DENALI ZNACZY WYSOKA

O tej wyprawie pchor. Marcin Helak, student Szkoły Orląt, marzył od dawna. Szczyt McKinley był kolejnym punktem na jego drodze do zdobycia Korony Ziemi. Tym razem się nie udało. Ekipa Denali Polish Expedition przegrała z pogodą.

 

Przez rdzennych mieszkańców Ameryki Północnej szczyt ten jest nazywany Denali, czyli „wysoka”. Ale McKinley jest też opisywany jako góra kapryśna, chimeryczna i nieprzewidywalna. Pogoda zmienia się tu z minuty na minutę i nigdy nie można mieć 100-procentowego zaufania do synoptyków, bo ich prognozy są niewiele warte. Bardzo niskie temperatury w połączeniu z silnymi wiatrami (nawet 160 km/h) sprawiają, że odczuwalna temperatura spada w lecie do –50oC. Ciśnienie na wierzchołku wynosi tyle samo, ile w górach o 1000 m wyższych, ale położonych w pobliżu równika. „Z racji tego, że McKinley znajduje się pod kołem podbiegunowym, panuje tam dzień polarny, więc 24 godziny na dobę jest jasno. To rozregulowuje zegar biologiczny, trudno jest zasnąć i zregenerować siły”, mówi szer. pchor. Marcin Helak z Wyższej Szkoły Oficerskiej Sił Powietrznych w Dęblinie. Jest pierwszym wojskowym studentem, który postanowił zdobyć najwyższy szczyt na Alasce. Wyprawa do Stanów Zjednoczonych była częścią większego projektu. Pchor. Marcin Helak od kilku lat zdobywa Koronę Ziemi, czyli najwyższe szczyty kontynentów, w ramach charytatywnego projektu „Góry Marzeń”, którego jest liderem.

 

W górach liczy się głowa

Jeszcze kilka lat temu nie myślał o zdobywaniu najwyższych szczytów. Po raz pierwszy zobaczył góry, gdy miał 17 lat. Wybrał się do Zakopanego i wszedł na Kasprowy. Wówczas złapał bakcyla. 18. urodziny spędził na Rysach. Potem chciał iść tylko wyżej. Wspinał się na Mont Blanc w Alpach, Kilimandżaro w Afryce, Elbrus na Kaukazie, Mauna Kea na Hawajach oraz Muztagh Ata w Chinach. Ta ostatnia wyprawa zakończyła się na wysokości 6300 m n.p.m. ze względu na wyjątkowo trudne warunki pogodowe.
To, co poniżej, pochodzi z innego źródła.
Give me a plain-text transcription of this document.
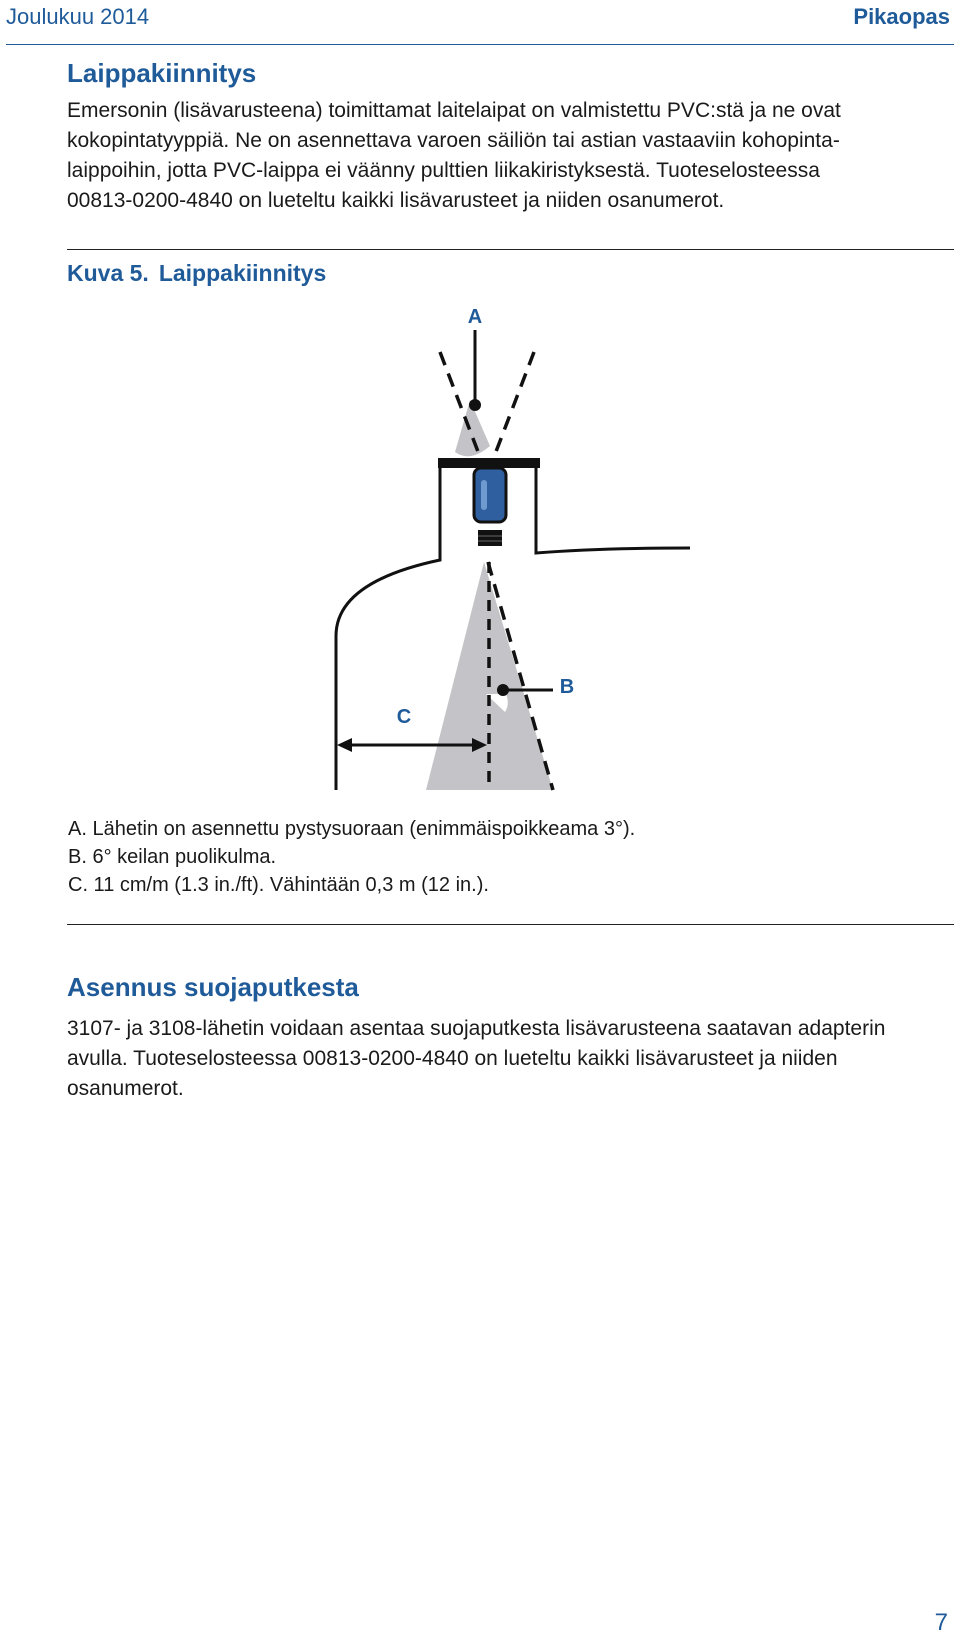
Joulukuu 2014	Pikaopas
Laippakiinnitys
Emersonin (lisävarusteena) toimittamat laitelaipat on valmistettu PVC:stä ja ne ovat
kokopintatyyppiä. Ne on asennettava varoen säiliön tai astian vastaaviin kohopinta-
laippoihin, jotta PVC-laippa ei väänny pulttien liikakiristyksestä. Tuoteselosteessa
00813-0200-4840 on lueteltu kaikki lisävarusteet ja niiden osanumerot.
Kuva 5. Laippakiinnitys
A
B
C
A. Lähetin on asennettu pystysuoraan (enimmäispoikkeama 3°).
B. 6° keilan puolikulma.
C. 11 cm/m (1.3 in./ft). Vähintään 0,3 m (12 in.).
Asennus suojaputkesta
3107- ja 3108-lähetin voidaan asentaa suojaputkesta lisävarusteena saatavan adapterin
avulla. Tuoteselosteessa 00813-0200-4840 on lueteltu kaikki lisävarusteet ja niiden
osanumerot.
7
„W końcu podjąłem próbę wejścia na Aconcagua, najwyższy szczyt Ameryki Południowej, ale brak doświadczenia, złe warunki atmosferyczne i nie do końca dobre przygotowanie psychiczne sprawiły, że wycofałem się 150 m od szczytu. Obiecałem najbliższym, że wrócę cały i zdrowy”, przyznaje pchor. Helak. Ale góry Aconcagua nie odpuścił. Potrzebował roku, by podjąć kolejną próbę. Tym razem udaną.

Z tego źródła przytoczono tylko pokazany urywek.